Recommended Therapeutic Options
Pharmacologic options to lower SBP include a number of antihypertensive medications. A list of these agents and their respective potential adverse effects follows:
- thiazide-type diuretics (possible adverse effects include electrolyte disturbances, gastrointestinal discomfort, rashes and other allergic reactions, sexual dysfunction in men, photosensitivity reactions, and orthostatic hypotension);
- ACE inhibitors (adverse effects include cough and hyperkalemia);
- angiotensin II receptor blockers (adverse effects include dizziness, cough and hyperkalemia);
- calcium-channel blockers (adverse effects include dizziness, headache, edema and constipation); and
- beta blockers (adverse effects include fatigue and sexual dysfunction).
Additionally, the joint guideline encouraged physicians to consider generic formulations rather than brand-name drugs when prescribing drug therapy because generics offer similar efficacy, reduced cost and often, therefore, better adherence.
And although this guideline didn't specifically address pharmacologic versus nonpharmacologic treatments for hypertension, several nonpharmacologic strategies can be considered.
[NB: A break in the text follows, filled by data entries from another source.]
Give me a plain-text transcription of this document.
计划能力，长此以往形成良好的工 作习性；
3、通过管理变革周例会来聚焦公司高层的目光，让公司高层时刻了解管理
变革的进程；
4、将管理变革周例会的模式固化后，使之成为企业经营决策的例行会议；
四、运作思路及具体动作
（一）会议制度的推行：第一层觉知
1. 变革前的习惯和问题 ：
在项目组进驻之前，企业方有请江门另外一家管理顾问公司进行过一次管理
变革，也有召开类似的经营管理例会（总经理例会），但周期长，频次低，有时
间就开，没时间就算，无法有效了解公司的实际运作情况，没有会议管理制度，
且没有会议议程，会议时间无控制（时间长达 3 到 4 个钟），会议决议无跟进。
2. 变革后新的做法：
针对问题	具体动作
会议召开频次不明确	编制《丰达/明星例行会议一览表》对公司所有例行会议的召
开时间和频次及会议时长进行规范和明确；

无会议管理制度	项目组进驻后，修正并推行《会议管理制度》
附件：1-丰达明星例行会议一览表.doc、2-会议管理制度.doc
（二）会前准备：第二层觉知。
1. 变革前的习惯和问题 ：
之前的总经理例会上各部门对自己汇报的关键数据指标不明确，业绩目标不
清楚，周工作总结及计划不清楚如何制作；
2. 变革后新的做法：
Effective options for reducing blood pressure include lifestyle modifications such as weight loss, dietary changes such as the DASH (Dietary Approaches to Stop Hypertension) diet and increased physical activity.
"Nonpharmacologic options are typically associated with fewer side effects than pharmacologic therapies and have other positive effects; ideally, they are included as the first therapy or used concurrently with drug therapy for most patients with hypertension," the guideline stated.
It's worth noting that most of the studies included in the systematic review measured seated blood pressure after five minutes of rest and used multiple readings.
Furthermore, the guideline pointed out that some patients may have falsely elevated blood pressure readings in clinical settings, known as "white coat hypertension." Therefore, it's key that physicians ensure they're accurately measuring blood pressure before initiating or modifying treatment for hypertension.
"The most accurate measurements come from multiple blood pressure measurements made over time," said AAFP President John Meigs, M.D., of Centreville, Ala., in the release. "These may include multiple measurements in clinical settings or ambulatory or home monitoring."